My colleague made a very good point to me yesterday while we were discussing the market moves, stock prices, and all the usual stuff we do. It’s interesting how investors are happy to rush into companies that are pouring money into capex in the hope of future returns, while selling companies that are already making high returns today. – Apple, NVIDIA, Microsoft, Amazon, Tesla, Alphabet, and Meta – which currently hold a combined 32.2% weighting in the S&P 500 Index- accounted for 41.8% of the Index’s 14.8% total return in the first three quarters of 2025. In contrast, one can find high-quality companies in the S&P 500 with historic returns on capital of 30% that have underperformed the S&P 500 by circa 40% in the past year. The strength of this rotation is starting to feel a bit like the early 2000s.

The Federal Reserve minutes revealed that the Fed focused on weakening employment reports as its justification for September’s rate cut. Stocks continue to bounce around the all-time highs. Yesterday, the S&P 500 may have hit another small bump, but not before both it and the Nasdaq touched their highest intraday levels on record. US stocks have reacted well to the pro-growth strategy the Trump administration has pursued since coming to office.

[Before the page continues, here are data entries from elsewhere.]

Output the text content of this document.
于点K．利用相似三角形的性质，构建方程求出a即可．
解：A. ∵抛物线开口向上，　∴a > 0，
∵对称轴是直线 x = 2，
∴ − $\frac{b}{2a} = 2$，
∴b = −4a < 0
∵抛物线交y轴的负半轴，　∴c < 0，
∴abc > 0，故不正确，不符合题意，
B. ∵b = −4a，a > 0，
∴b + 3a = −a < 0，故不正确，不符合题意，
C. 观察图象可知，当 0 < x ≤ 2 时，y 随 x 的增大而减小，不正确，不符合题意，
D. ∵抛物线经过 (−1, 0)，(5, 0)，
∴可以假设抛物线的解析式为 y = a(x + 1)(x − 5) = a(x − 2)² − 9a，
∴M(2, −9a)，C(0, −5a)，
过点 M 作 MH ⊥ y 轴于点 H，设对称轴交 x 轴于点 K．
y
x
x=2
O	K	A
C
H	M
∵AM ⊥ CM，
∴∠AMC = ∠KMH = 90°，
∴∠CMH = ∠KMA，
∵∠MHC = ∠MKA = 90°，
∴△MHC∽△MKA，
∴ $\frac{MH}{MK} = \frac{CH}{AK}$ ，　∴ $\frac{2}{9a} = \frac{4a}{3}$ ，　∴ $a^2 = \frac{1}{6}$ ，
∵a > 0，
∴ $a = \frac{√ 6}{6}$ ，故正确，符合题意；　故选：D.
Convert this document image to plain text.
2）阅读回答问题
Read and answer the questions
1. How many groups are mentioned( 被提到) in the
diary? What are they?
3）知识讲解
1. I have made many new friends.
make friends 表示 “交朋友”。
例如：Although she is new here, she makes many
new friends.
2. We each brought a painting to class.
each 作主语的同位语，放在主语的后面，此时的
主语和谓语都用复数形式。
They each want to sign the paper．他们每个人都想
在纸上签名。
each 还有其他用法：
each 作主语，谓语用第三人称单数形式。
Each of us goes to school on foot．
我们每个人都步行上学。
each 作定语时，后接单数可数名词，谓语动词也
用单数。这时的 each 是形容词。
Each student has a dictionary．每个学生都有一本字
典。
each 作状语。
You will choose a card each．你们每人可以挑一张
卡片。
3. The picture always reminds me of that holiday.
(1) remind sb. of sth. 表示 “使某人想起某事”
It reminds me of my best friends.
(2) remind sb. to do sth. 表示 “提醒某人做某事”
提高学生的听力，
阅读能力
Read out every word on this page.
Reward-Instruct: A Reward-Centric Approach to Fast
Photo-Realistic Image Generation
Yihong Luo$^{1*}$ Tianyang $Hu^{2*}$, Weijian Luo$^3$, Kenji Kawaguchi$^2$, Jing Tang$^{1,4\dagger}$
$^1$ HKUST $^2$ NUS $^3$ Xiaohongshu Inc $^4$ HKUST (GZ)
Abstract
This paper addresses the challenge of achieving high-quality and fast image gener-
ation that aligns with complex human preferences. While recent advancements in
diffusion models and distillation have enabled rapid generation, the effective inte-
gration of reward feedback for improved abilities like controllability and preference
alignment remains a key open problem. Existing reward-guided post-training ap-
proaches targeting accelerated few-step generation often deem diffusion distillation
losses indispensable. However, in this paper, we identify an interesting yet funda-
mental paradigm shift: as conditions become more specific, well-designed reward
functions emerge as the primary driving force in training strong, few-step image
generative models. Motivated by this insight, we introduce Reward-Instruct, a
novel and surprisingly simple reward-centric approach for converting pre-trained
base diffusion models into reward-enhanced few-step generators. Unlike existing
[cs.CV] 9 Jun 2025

We then went on to discuss what could do more than provide the occasional investor pothole, but something that could send us off the road. Investor sentiment is clearly getting more bullish; the AAII retail investor revealed that bulls rose to 57.7 from 53.7, while Bears fell to just 15.4 from 16. According to the September Merrill Lynch Fund Manager survey, fund managers’ cash levels are at the historic lower end. Investor sentiment getting ahead of itself may be more of a pothole than an oil slick.

Earnings season starts next week, and it always has the potential to be an oil slick; earnings are expected to grow this quarter compared to the same quarter last year. There will always be those companies that disappoint, but overall, one would expect a positive outcome. So one would feel this earnings season is unlikely to provide a fundamental reset of investor expectations. Tariff fears for now have subsided, and geopolitical risks seem to be easing. Valuations of US stocks, in particular, are high, but that is more of an excuse than a reason to sell. Bond markets seem to have calmed down. So far, the government shutdown has done little to dampen sentiment. The collapse of First Brands last week highlighted the growing risks of money flooding into the opaque world of private financing, yet it was treated merely as another pothole. What could provide more of an oil slick, possibly further weakness in the PMI data, which may provide concerns that economic growth is slowing, or a pickup in inflation, or both.

Gold, you point out, is trading at all-time highs, an asset that investors buy as a safe haven, considered a store of value in times of trouble. What does that tell us? Good question. Is inflation coming back? What history does tell us is that if there is an oil slick on the road ahead, it won’t be from somewhere we expect.

Finally, there is a very good series on BBC 2 on Margaret Thatcher’s premiership. I watched the one on her coming to power, to see how she battled to stabilise the economy against the greatest of opposition.